Coates won a National Book Award for “Between the World and Me,” which explores violence against Black people and white supremacy in America. Both have been given MacArthur “genius” grants for their writings.
Hannah Jones’ tenure application at UNC’s journalism school was submitted to the school’s trustees last year, but it was halted after a board member who vets the appointments raised questions about her nonacademic background, university officials have said. Instead, she was initially offered a five-year contract. Then last week, amid mounting pressure, the trustee board finally took up her submission and voted to offer her tenure.
“To be denied it (tenure) to only have that vote occur on the last possible day, at the last possible moment, after threat of legal action, after weeks of protest, after it became a national scandal, it’s just not something that I want anymore,” Hannah-Jones said on “CBS This Morning,” which first broke the news of her decision.
Officials at UNC didn’t immediately respond to emails seeking comment. Its enrollment is approximately 60% white and 8% Black, according to university data.
Hannah-Jones and Coates’ Howard appointments are being supported by nearly $20 million donated by the Knight Foundation, the John D. and Catherine T. MacArthur Foundation and the Ford Foundation, as well as by an anonymous donor, to support Howard’s continued education of and investment in Black journalists, the university said.

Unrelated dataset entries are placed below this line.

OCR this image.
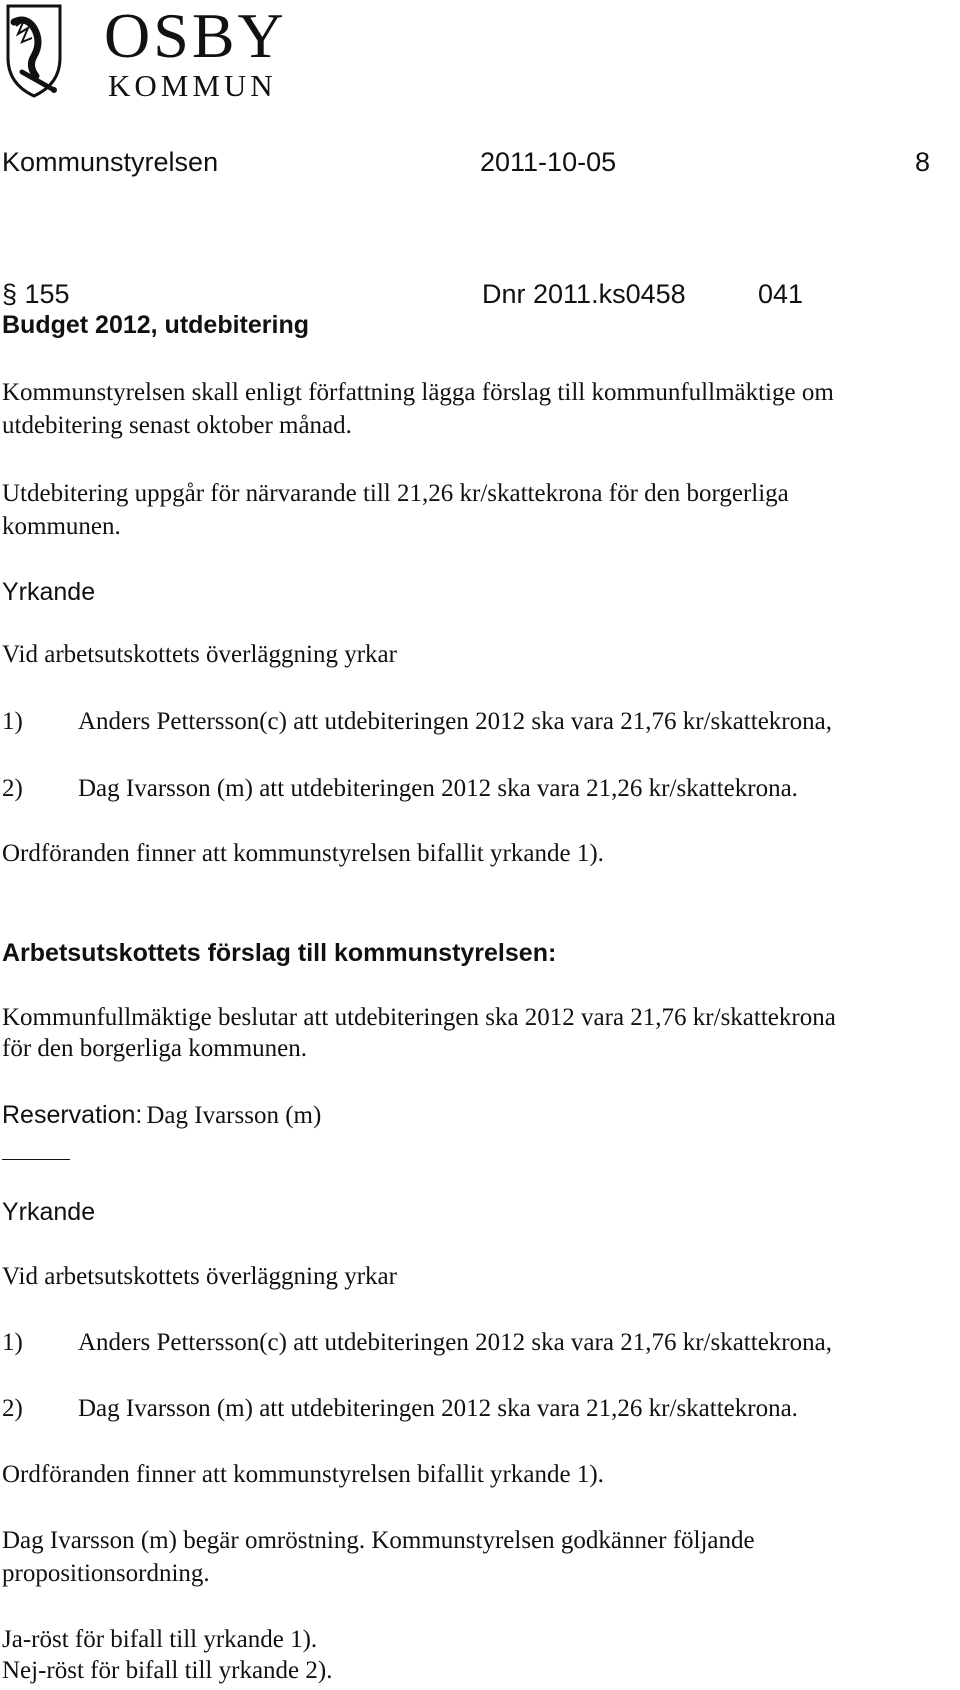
OSBY
KOMMUN
Kommunstyrelsen	2011-10-05	8
§ 155	Dnr 2011.ks0458	041
Budget 2012, utdebitering
Kommunstyrelsen skall enligt författning lägga förslag till kommunfullmäktige om
utdebitering senast oktober månad.
Utdebitering uppgår för närvarande till 21,26 kr/skattekrona för den borgerliga
kommunen.
Yrkande
Vid arbetsutskottets överläggning yrkar
1) Anders Pettersson(c) att utdebiteringen 2012 ska vara 21,76 kr/skattekrona,
2) Dag Ivarsson (m) att utdebiteringen 2012 ska vara 21,26 kr/skattekrona.
Ordföranden finner att kommunstyrelsen bifallit yrkande 1).
Arbetsutskottets förslag till kommunstyrelsen:
Kommunfullmäktige beslutar att utdebiteringen ska 2012 vara 21,76 kr/skattekrona
för den borgerliga kommunen.
Reservation: Dag Ivarsson (m)
Yrkande
Vid arbetsutskottets överläggning yrkar
1) Anders Pettersson(c) att utdebiteringen 2012 ska vara 21,76 kr/skattekrona,
2) Dag Ivarsson (m) att utdebiteringen 2012 ska vara 21,26 kr/skattekrona.
Ordföranden finner att kommunstyrelsen bifallit yrkande 1).
Dag Ivarsson (m) begär omröstning. Kommunstyrelsen godkänner följande
propositionsordning.
Ja-röst för bifall till yrkande 1).
Nej-röst för bifall till yrkande 2).
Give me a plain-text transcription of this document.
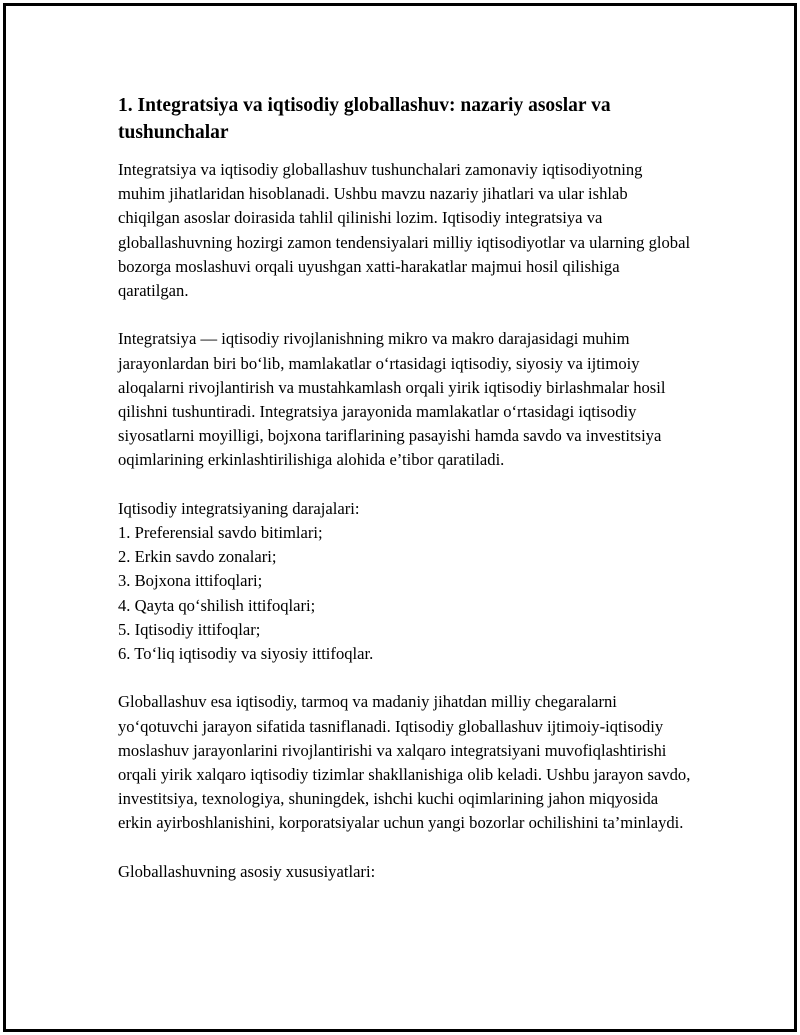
1. Integratsiya va iqtisodiy globallashuv: nazariy asoslar va tushunchalar

Integratsiya va iqtisodiy globallashuv tushunchalari zamonaviy iqtisodiyotning muhim jihatlaridan hisoblanadi. Ushbu mavzu nazariy jihatlari va ular ishlab chiqilgan asoslar doirasida tahlil qilinishi lozim. Iqtisodiy integratsiya va globallashuvning hozirgi zamon tendensiyalari milliy iqtisodiyotlar va ularning global bozorga moslashuvi orqali uyushgan xatti-harakatlar majmui hosil qilishiga qaratilgan.

Integratsiya — iqtisodiy rivojlanishning mikro va makro darajasidagi muhim jarayonlardan biri bo‘lib, mamlakatlar o‘rtasidagi iqtisodiy, siyosiy va ijtimoiy aloqalarni rivojlantirish va mustahkamlash orqali yirik iqtisodiy birlashmalar hosil qilishni tushuntiradi. Integratsiya jarayonida mamlakatlar o‘rtasidagi iqtisodiy siyosatlarni moyilligi, bojxona tariflarining pasayishi hamda savdo va investitsiya oqimlarining erkinlashtirilishiga alohida e’tibor qaratiladi.

Iqtisodiy integratsiyaning darajalari:

1. Preferensial savdo bitimlari;
2. Erkin savdo zonalari;
3. Bojxona ittifoqlari;
4. Qayta qo‘shilish ittifoqlari;
5. Iqtisodiy ittifoqlar;
6. To‘liq iqtisodiy va siyosiy ittifoqlar.

Globallashuv esa iqtisodiy, tarmoq va madaniy jihatdan milliy chegaralarni yo‘qotuvchi jarayon sifatida tasniflanadi. Iqtisodiy globallashuv ijtimoiy-iqtisodiy moslashuv jarayonlarini rivojlantirishi va xalqaro integratsiyani muvofiqlashtirishi orqali yirik xalqaro iqtisodiy tizimlar shakllanishiga olib keladi. Ushbu jarayon savdo, investitsiya, texnologiya, shuningdek, ishchi kuchi oqimlarining jahon miqyosida erkin ayirboshlanishini, korporatsiyalar uchun yangi bozorlar ochilishini ta’minlaydi.

Globallashuvning asosiy xususiyatlari:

“It is my pleasure to welcome to Howard two of today’s most respected and influential journalists,” Howard President Wayne A. I. Frederick said in a news release. “At such a critical time for race relations in our country, it is vital that we understand the role of journalism in steering our national conversation and social progress.”
Coates celebrated his return to Howard, which is his alma mater.
“I heard a wise man once say, ‘A man who hates home will never be happy.’ And it is in the pursuit of wisdom and happiness that I return to join the esteemed faculty of Howard University. This is the faculty that molded me. This is the faculty that strengthened me,” Coates said. “Personally, I know of no higher personal honor than this.”
UNC had announced in April that Hannah-Jones, who received a master’s degree from the university, would be joining the journalism school as a Knight Chair. It was later revealed that she had been given a contract position, despite the fact that her predecessors were granted tenure when appointed.
On Tuesday, Hannah-Jones cited political interference and the influence of a powerful donor to the journalism school, a reference to Arkansas newspaper publisher Walter Hussman, who has acknowledged in past interviews that he had emailed university leaders challenging her work as “highly contentious and highly controversial” before the process was halted.
Hussman, whose name adorns the UNC journalism school after he pledged a $25 million donation, said in a phone interview Tuesday that he respected Hannah-Jones’ decision but that he still has concerns about The 1619 Project.
“I really felt a sense of regret that we were never able to get together and never had a chance to sit down and talk to her,” he said.
In explaining her decision, Hannah-Jones said: “I cannot imagine working at and advancing a school named for a man who lobbied against me, who used his wealth to influence the hires and ideology of the journalism school, who ignored my 20 years of journalism experience, all of my credentials, all of my work, because he believed that a project that centered Black Americans equaled the denigration of white Americans.”
“Nor can I work at an institution whose leadership permitted this conduct and has done nothing to disavow it,” she said.